Photodynamic Priming Affects the Radiation-Induced Skin Toxicity and Damage Timeline
Abstract
Purpose
This study was to examine the complimentary damage mechanisms and their potential synergy between conventional/ultrahigh dose rate radiotherapy (CDR/UHDR RT) and photodynamic therapy (PDT). FLASH radiotherapy produces a significant reduction in radiation-induced normal tissue toxicity at isodose levels when compared to CDR-RT, while maintaining the tumor control. In contrast to RT, PDT using 5-aminolevulinic acid (ALA-PDT) inducing intracellular protoporphyrin IX (PpIX), can be activated by light to produce reactive oxygen species and trigger vascular and metabolic modulations. At low doses, PDT does not induce cytotoxicity but can transiently increase blood flow, oxygenation, and local inflammation — an approach referred to as photodynamic priming (PDP) – which can be biologically complimentary to radiation damage.
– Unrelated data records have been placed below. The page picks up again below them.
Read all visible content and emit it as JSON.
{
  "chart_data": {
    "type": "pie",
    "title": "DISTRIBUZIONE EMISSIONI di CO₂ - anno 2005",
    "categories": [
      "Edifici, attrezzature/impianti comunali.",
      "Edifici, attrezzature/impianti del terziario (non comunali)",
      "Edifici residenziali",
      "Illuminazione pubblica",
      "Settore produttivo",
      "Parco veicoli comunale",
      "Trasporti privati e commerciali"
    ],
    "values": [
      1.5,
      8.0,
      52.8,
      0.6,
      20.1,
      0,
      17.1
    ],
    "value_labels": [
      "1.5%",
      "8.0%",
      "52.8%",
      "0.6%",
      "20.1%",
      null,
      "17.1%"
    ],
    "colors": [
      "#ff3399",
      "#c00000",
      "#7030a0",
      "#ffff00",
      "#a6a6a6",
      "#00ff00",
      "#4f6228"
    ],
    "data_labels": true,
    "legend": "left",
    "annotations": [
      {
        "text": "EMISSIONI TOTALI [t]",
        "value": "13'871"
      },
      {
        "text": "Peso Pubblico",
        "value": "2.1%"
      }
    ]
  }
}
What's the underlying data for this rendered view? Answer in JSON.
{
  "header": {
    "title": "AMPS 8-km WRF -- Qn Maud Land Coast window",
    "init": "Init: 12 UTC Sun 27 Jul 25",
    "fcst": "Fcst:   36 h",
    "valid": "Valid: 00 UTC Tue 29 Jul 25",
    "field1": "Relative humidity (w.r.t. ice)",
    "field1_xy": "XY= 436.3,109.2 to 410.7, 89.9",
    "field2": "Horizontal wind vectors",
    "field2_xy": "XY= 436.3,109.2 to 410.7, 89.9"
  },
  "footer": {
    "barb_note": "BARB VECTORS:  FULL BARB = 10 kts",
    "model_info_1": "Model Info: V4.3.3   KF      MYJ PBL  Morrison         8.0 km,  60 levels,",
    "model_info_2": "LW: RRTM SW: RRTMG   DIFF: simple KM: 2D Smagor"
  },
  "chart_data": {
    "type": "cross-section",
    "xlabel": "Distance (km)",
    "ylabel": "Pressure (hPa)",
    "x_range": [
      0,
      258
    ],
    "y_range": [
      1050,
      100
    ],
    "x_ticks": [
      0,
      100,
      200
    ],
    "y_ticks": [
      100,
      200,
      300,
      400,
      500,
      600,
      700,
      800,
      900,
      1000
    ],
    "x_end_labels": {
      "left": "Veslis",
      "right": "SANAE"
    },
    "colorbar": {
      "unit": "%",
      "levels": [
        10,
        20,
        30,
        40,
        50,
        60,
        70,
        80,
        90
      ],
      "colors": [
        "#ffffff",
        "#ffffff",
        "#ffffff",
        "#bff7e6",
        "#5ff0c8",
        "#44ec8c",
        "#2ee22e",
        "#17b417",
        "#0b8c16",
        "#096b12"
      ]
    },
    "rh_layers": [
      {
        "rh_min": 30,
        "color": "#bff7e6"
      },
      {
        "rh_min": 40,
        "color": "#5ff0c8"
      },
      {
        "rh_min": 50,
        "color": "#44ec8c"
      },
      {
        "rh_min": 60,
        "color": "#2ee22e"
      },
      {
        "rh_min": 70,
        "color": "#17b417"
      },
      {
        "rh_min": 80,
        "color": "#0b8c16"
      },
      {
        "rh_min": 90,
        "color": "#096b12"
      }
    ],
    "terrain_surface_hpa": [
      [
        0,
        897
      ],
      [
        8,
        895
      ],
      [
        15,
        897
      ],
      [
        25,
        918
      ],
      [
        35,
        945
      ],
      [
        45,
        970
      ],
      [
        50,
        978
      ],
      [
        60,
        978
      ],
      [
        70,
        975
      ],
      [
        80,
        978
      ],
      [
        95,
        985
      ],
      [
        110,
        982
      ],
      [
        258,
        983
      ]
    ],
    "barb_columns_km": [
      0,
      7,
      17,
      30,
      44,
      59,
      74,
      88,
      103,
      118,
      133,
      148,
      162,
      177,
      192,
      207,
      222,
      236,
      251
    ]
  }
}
This study examined if PDP could modulate differential responses between CDR and UHDR irradiation.
Methods
Female C57Bl/6 mice were used in this study, with post treatment analysis to examine skin toxicity, OCT-based epidermal thickness and structural skin changes, and histological remodeling after CDR and UHDR irradiation (0.1 Gy/s CDR; 95-100 Gy/s UHDR from a 9 MeV Mobetron linac). Examinations were targeted at the times of onset for PDT/RT damage, at early (4 days), intermediate (10 days), and late-intermediate (30 days) endpoints. PDP was given by 250mg/kg ALA injection followed by 5 J/cm2 light at 635nm.
Results
Low-dose ALA-PDT priming substantially altered the temporal trajectory of radiation skin injury. A markedly earlier onset of damage (Day 4–5) was seen, suggesting that priming modified vascular and/or metabolic conditions that sensitize the skin to radiation.
Conclusion
The similarity in response acceleration for both CDR and UHDR indicated that priming affected radiation-independent pathways such as perfusion, inflammation, oxidative stress, or epithelial turnover. The combination of clinical scoring, OCT structural imaging, epidermal and dermal thickness quantification, and multi-timepoint histology provided a comprehensive framework for understanding how microenvironmental perturbation modifies RT toxicity.